• 中国计算机学会会刊
  • 中国科技核心期刊
  • 中文核心期刊

计算机工程与科学 ›› 2021, Vol. 43 ›› Issue (10): 1848-1855.

• 人工智能与数据挖掘 • 上一篇    下一篇

基于自注意力和Lattice-LSTM的军事命名实体识别

李鸿飞1,2,刘盼雨3,魏勇2   

  1. (1.战略支援部队信息工程大学地理空间信息学院,河南 郑州 450052;

    2.31008部队,北京 100091;3.国防科技大学计算机学院,湖南 长沙 410073)

  • 收稿日期:2020-09-28 修回日期:2020-12-30 接受日期:2021-10-25 出版日期:2021-10-25 发布日期:2021-10-22
  • 作者简介:李鸿飞 (1974),男,黑龙江哈尔滨人,博士,高级工程师,研究方向为数据工程。
  • 基金资助:
    国家自然科学基金(61922088)

Military named entity recognition based on self-attention and Lattice-LSTM

LI Hong-fei1,2,LIU Pan-yu3,WEI Yong2   

  1. (1.School of Geospatial Information,PLA SSF Information Engineering University,Zhengzhou 450052;

    2.Troop 31008,Beijing 100091;

    3.College of Computer Science and Technology,National University of Defense Technology,Changsha 410073,China)
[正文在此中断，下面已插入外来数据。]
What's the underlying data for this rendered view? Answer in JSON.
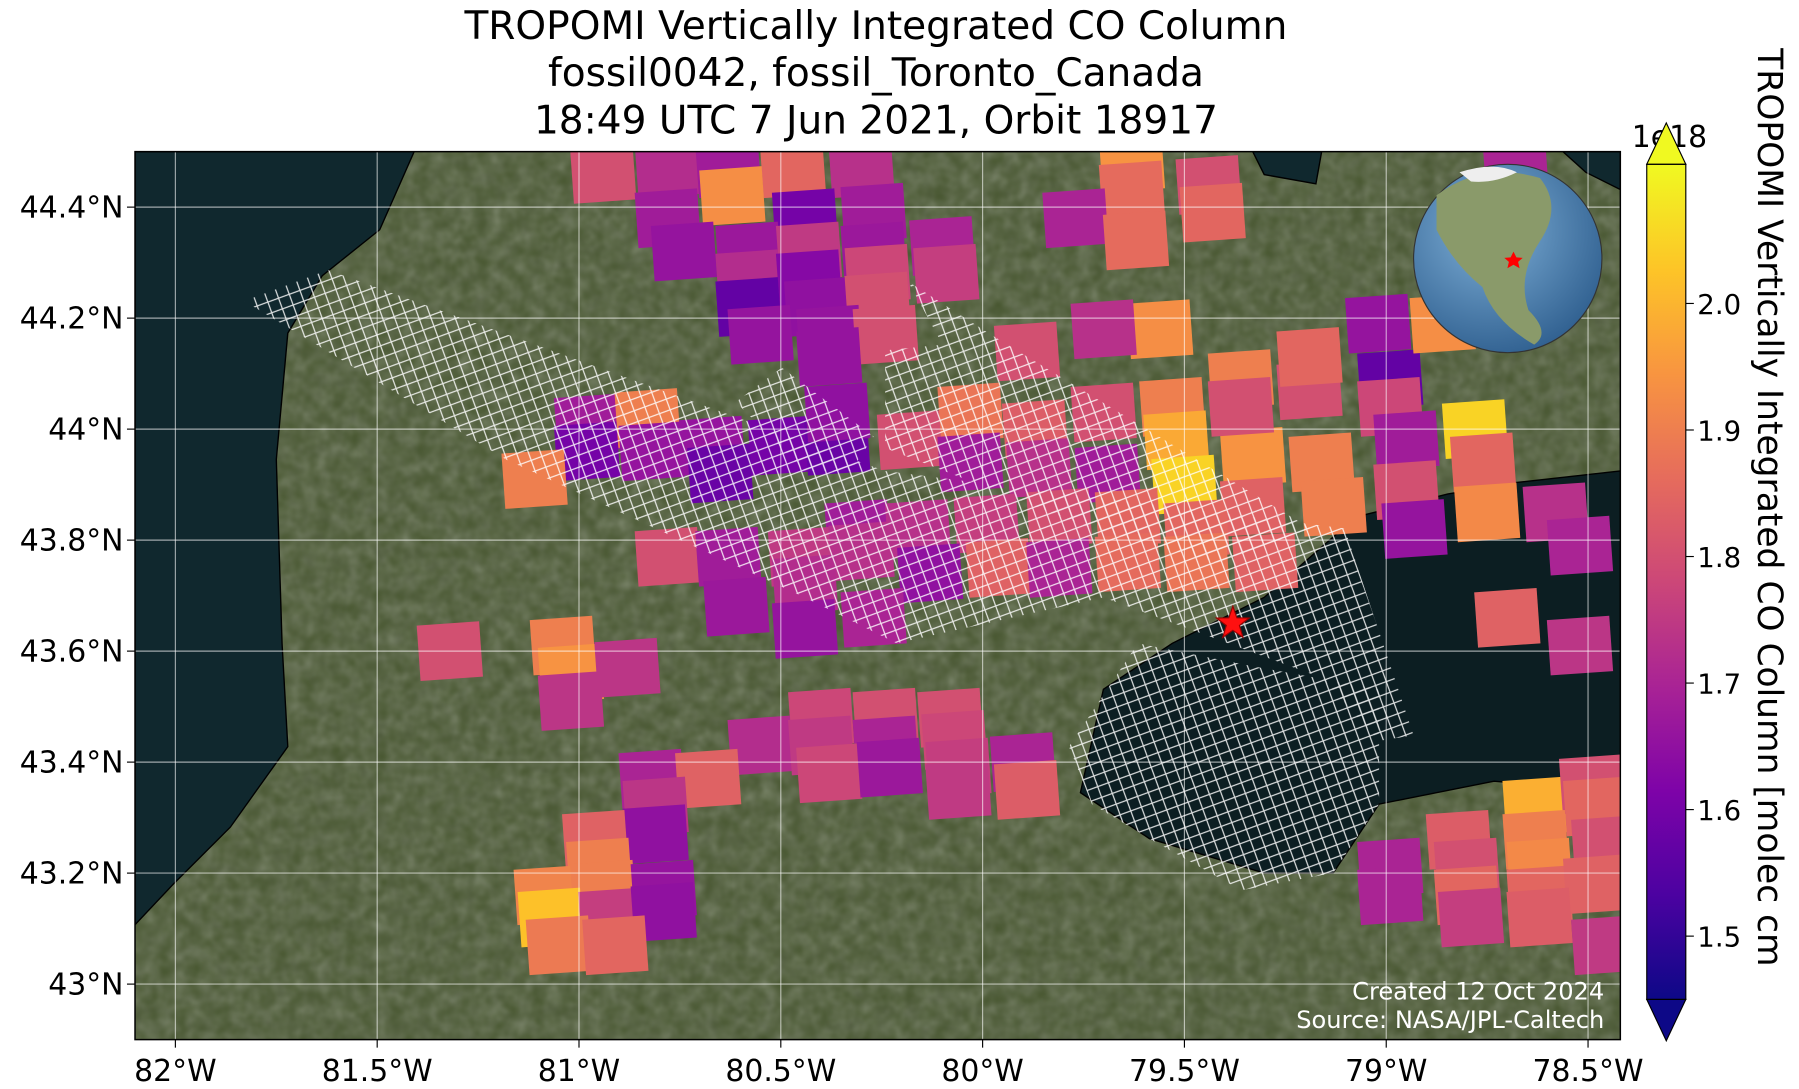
{
  "chart_data": {
    "type": "pixel_map",
    "title": [
      "TROPOMI Vertically Integrated CO Column",
      "fossil0042, fossil_Toronto_Canada",
      "18:49 UTC 7 Jun 2021, Orbit 18917"
    ],
    "xlim": [
      -82.1,
      -78.42
    ],
    "ylim": [
      42.9,
      44.5
    ],
    "xticks": [
      {
        "value": -82,
        "label": "82°W"
      },
      {
        "value": -81.5,
        "label": "81.5°W"
      },
      {
        "value": -81,
        "label": "81°W"
      },
      {
        "value": -80.5,
        "label": "80.5°W"
      },
      {
        "value": -80,
        "label": "80°W"
      },
      {
        "value": -79.5,
        "label": "79.5°W"
      },
      {
        "value": -79,
        "label": "79°W"
      },
      {
        "value": -78.5,
        "label": "78.5°W"
      }
    ],
    "yticks": [
      {
        "value": 43,
        "label": "43°N"
      },
      {
        "value": 43.2,
        "label": "43.2°N"
      },
      {
        "value": 43.4,
        "label": "43.4°N"
      },
      {
        "value": 43.6,
        "label": "43.6°N"
      },
      {
        "value": 43.8,
        "label": "43.8°N"
      },
      {
        "value": 44,
        "label": "44°N"
      },
      {
        "value": 44.2,
        "label": "44.2°N"
      },
      {
        "value": 44.4,
        "label": "44.4°N"
      }
    ],
    "grid": true,
    "colormap": "plasma",
    "clim": [
      1.45,
      2.11
    ],
    "cticks": [
      1.5,
      1.6,
      1.7,
      1.8,
      1.9,
      {
        "value": 2,
        "label": "2.0"
      }
    ],
    "colorbar_offset": "1e18",
    "colorbar_label": "TROPOMI Vertically Integrated CO Column [molec cm",
    "site": {
      "lon": -79.38,
      "lat": 43.65
    },
    "credits": [
      "Created 12 Oct 2024",
      "Source: NASA/JPL-Caltech"
    ],
    "pixels": {
      "lon": [
        -80.94,
        -80.78,
        -80.63,
        -80.47,
        -80.3,
        -80.78,
        -80.62,
        -80.44,
        -80.27,
        -80.74,
        -80.58,
        -80.43,
        -80.27,
        -80.1,
        -80.58,
        -80.43,
        -80.26,
        -80.09,
        -80.58,
        -80.41,
        -80.26,
        -80.55,
        -80.38,
        -80.24,
        -80.38,
        -80.98,
        -80.83,
        -80.98,
        -80.82,
        -80.67,
        -80.5,
        -80.36,
        -80.36,
        -80.65,
        -81.11,
        -80.18,
        -80.03,
        -80.03,
        -79.87,
        -79.7,
        -79.53,
        -79.52,
        -79.86,
        -79.69,
        -79.5,
        -79.33,
        -79.33,
        -80.31,
        -80.16,
        -79.99,
        -79.81,
        -79.64,
        -79.47,
        -80.78,
        -80.63,
        -80.45,
        -80.3,
        -80.13,
        -79.96,
        -79.81,
        -79.64,
        -79.47,
        -79.3,
        -80.61,
        -80.44,
        -80.44,
        -80.27,
        -79.19,
        -79.36,
        -79.19,
        -78.99,
        -79.36,
        -78.99,
        -79.16,
        -79.13,
        -78.95,
        -78.95,
        -78.93,
        -78.78,
        -78.76,
        -78.75,
        -78.58,
        -78.52,
        -78.7,
        -78.52,
        -79.02,
        -78.86,
        -79.56,
        -79.7,
        -79.89,
        -79.63,
        -79.63,
        -79.44,
        -79.43,
        -79.77,
        -79.62,
        -78.68,
        -81.32,
        -81.04,
        -81.02,
        -80.88,
        -81.02,
        -80.4,
        -80.24,
        -80.08,
        -80.55,
        -80.4,
        -80.24,
        -80.07,
        -79.9,
        -80.38,
        -80.23,
        -80.06,
        -79.89,
        -80.06,
        -80.82,
        -80.68,
        -80.81,
        -80.81,
        -80.96,
        -80.95,
        -81.08,
        -80.94,
        -80.79,
        -81.07,
        -80.92,
        -80.79,
        -81.05,
        -80.91,
        -78.63,
        -78.49,
        -78.99,
        -78.82,
        -78.63,
        -78.48,
        -78.8,
        -78.62,
        -78.46,
        -78.99,
        -78.8,
        -78.62,
        -78.48,
        -78.79,
        -78.62,
        -78.46
      ],
      "lat": [
        44.46,
        44.47,
        44.47,
        44.47,
        44.47,
        44.38,
        44.42,
        44.38,
        44.39,
        44.32,
        44.32,
        44.32,
        44.32,
        44.33,
        44.27,
        44.27,
        44.28,
        44.28,
        44.22,
        44.22,
        44.23,
        44.17,
        44.17,
        44.17,
        44.13,
        44.01,
        44.02,
        43.96,
        43.96,
        43.97,
        43.97,
        43.97,
        44.03,
        43.92,
        43.91,
        43.98,
        44.03,
        43.94,
        44.0,
        44.03,
        44.04,
        43.98,
        43.93,
        43.92,
        43.9,
        43.95,
        43.86,
        43.82,
        43.82,
        43.83,
        43.84,
        43.84,
        43.82,
        43.77,
        43.77,
        43.77,
        43.78,
        43.74,
        43.75,
        43.75,
        43.76,
        43.76,
        43.76,
        43.68,
        43.72,
        43.64,
        43.66,
        44.07,
        44.09,
        44.13,
        44.09,
        44.04,
        44.04,
        43.94,
        43.86,
        43.98,
        43.89,
        43.82,
        44.0,
        43.94,
        43.85,
        43.85,
        43.79,
        43.66,
        43.61,
        44.19,
        44.19,
        44.18,
        44.18,
        44.14,
        44.48,
        44.43,
        44.44,
        44.39,
        44.38,
        44.34,
        44.48,
        43.6,
        43.61,
        43.56,
        43.57,
        43.51,
        43.48,
        43.48,
        43.48,
        43.43,
        43.43,
        43.43,
        43.44,
        43.4,
        43.38,
        43.39,
        43.39,
        43.35,
        43.35,
        43.37,
        43.37,
        43.32,
        43.27,
        43.26,
        43.21,
        43.16,
        43.17,
        43.17,
        43.12,
        43.12,
        43.13,
        43.07,
        43.07,
        43.32,
        43.36,
        43.21,
        43.26,
        43.26,
        43.32,
        43.21,
        43.21,
        43.25,
        43.16,
        43.16,
        43.16,
        43.18,
        43.12,
        43.12,
        43.07
      ],
      "values": [
        1.8,
        1.72,
        1.68,
        1.85,
        1.73,
        1.68,
        1.93,
        1.6,
        1.68,
        1.66,
        1.67,
        1.75,
        1.67,
        1.7,
        1.72,
        1.63,
        1.78,
        1.76,
        1.57,
        1.65,
        1.8,
        1.66,
        1.66,
        1.8,
        1.66,
        1.68,
        1.9,
        1.6,
        1.66,
        1.66,
        1.6,
        1.58,
        1.65,
        1.58,
        1.9,
        1.8,
        1.88,
        1.68,
        1.83,
        1.8,
        1.9,
        1.98,
        1.73,
        1.68,
        2.05,
        1.94,
        1.84,
        1.68,
        1.73,
        1.76,
        1.8,
        1.85,
        1.85,
        1.8,
        1.68,
        1.75,
        1.73,
        1.65,
        1.84,
        1.7,
        1.86,
        1.88,
        1.84,
        1.67,
        1.72,
        1.66,
        1.7,
        1.8,
        1.9,
        1.85,
        1.57,
        1.8,
        1.78,
        1.9,
        1.9,
        1.68,
        1.8,
        1.66,
        2.05,
        1.85,
        1.92,
        1.73,
        1.7,
        1.84,
        1.74,
        1.66,
        1.93,
        1.93,
        1.73,
        1.8,
        1.94,
        1.86,
        1.8,
        1.85,
        1.7,
        1.86,
        1.7,
        1.8,
        1.9,
        1.94,
        1.74,
        1.74,
        1.78,
        1.8,
        1.8,
        1.72,
        1.75,
        1.7,
        1.78,
        1.7,
        1.78,
        1.67,
        1.76,
        1.83,
        1.75,
        1.7,
        1.84,
        1.74,
        1.65,
        1.84,
        1.9,
        1.91,
        1.9,
        1.66,
        2.02,
        1.76,
        1.65,
        1.89,
        1.85,
        1.99,
        1.8,
        1.7,
        1.83,
        1.9,
        1.85,
        1.8,
        1.92,
        1.8,
        1.7,
        1.85,
        1.85,
        1.84,
        1.76,
        1.83,
        1.75
      ]
    }
  }
}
  • Received:2020-09-28 Revised:2020-12-30 Accepted:2021-10-25 Online:2021-10-25 Published:2021-10-22
  • About author:LI Hong-fei ,born in 1974, PhD, se- nior engineer, his research interest includes data engineering.

摘要: 军事命名实体识别能够为情报分析、指挥决策等环节提供自动化辅助支持,是提升指挥信息系统智能化程度的关键技术手段。由于中文文化和英文文化的不同,中国语言文字中实体识别第1步是对文章字句进行分词,分词的不准确则会直接造成命名实体识别上的精度损失。此外,一段字句中命名实体的识别是与上下文信息相关的,不同字词对实体识别的贡献度不一定是正向的,多余的字词信息只会对命名实体识别起到负面作用。针对上述挑战,提出了 Lattice长短时记忆神经网络 (LSTM) 结合自注意力机制(self-attention) 的融合网络模型。Lattice-LSTM 结构可以实现对字句中特殊字词的识别,并将深层的字词信息聚合到基于字符的 LSTM-CRF 模型中。Self-attention结构可以发现同一句子中词之间的关系特征或语义特征。使用人工标注的小规模样本集进行实验,结果表明该模型相较于几种基线模型取得了更理想的效果。


关键词: 命名实体识别, Lattice, 自注意力

Abstract: The identification of military named entities can provide automatic auxiliary support for intelligence analysis, command and decision-making, and is the key technical means to improve the intelligence of command information system. Because of the differences in Chinese and English language characteristics, Chinese entity recognition must first part the text, and word-breaks will lead to the accumulation of errors in the recognition of named entities. In addition, the identification of named entities in a piece of text may be related only to local information, and each word contributes differently to other entities, and too much redundant information can only negatively affect the identification of named entities. In response to the above problems, we propose a network model of Lattice-Long Memory Neural Network (LSTM) combined with self-attention mechanisms. The Lattice LSTM structure enables the identification of proper nouns in sentences and integrates potential word information into character-based LSTM-CRF models. Self-attention structures can capture syntactic or semantic features between words in the same sentence. Model experiments were conducted on a small sample set that we labeled ourselves, and the results show that our model achieves the desired effect.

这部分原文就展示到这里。